Among them is Canadian Prime Minister Justin Trudeau, who commented on the Nice attack by saying, “The terrorists who carried out these attacks were killers who did so in cold blood and do not represent Islam.” These words reminded me of what former British Prime Minister Cameron said after a similar attack in 2013 when he said, “It would be unfair to hold Muslims responsible for this attack while they live in peace. Muslims are the ones who have suffered the most and are impacted by terrorism. Our police and intelligence services are working around the clock. Britain will always stand up to terrorism. ”
If you are able to remember these words even after seven years, then there is absolutely no doubt that the Muslims of Britain have never forgotten them. Cameron had adopted a similar attitude after the killing of a British citizen who was beheaded by Daesh in 2014 when he addressed the Muslims of his country, saying, “They are killing thousands of Muslim and Christian minorities in Syria and Iraq and claiming to do so in the name of Islam. This is nonsense. Islam is a religion of peace, so these are not Muslims, they are monsters. ”
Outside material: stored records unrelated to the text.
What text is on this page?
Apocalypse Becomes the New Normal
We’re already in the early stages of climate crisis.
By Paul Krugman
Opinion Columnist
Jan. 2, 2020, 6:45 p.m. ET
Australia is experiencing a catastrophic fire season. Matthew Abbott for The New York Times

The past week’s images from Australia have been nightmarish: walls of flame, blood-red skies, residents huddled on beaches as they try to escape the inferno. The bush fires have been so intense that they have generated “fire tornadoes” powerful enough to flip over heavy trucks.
Unfortunately, Europe has recently been deprived of leaders who possess this wisdom. After the statements issued by European foreign ministers which endorse France’s stance, it appears that the situation has changed a lot even in Britain after seven years. Racism is beginning to take hold even in “mainstream” parties across Europe.
Macron’s current position threatens the lives of a large number of French citizens, for whose security he bears responsibility as their president. The epidemic of hate is spreading faster than the Black Death did in Europe in the Middle Ages.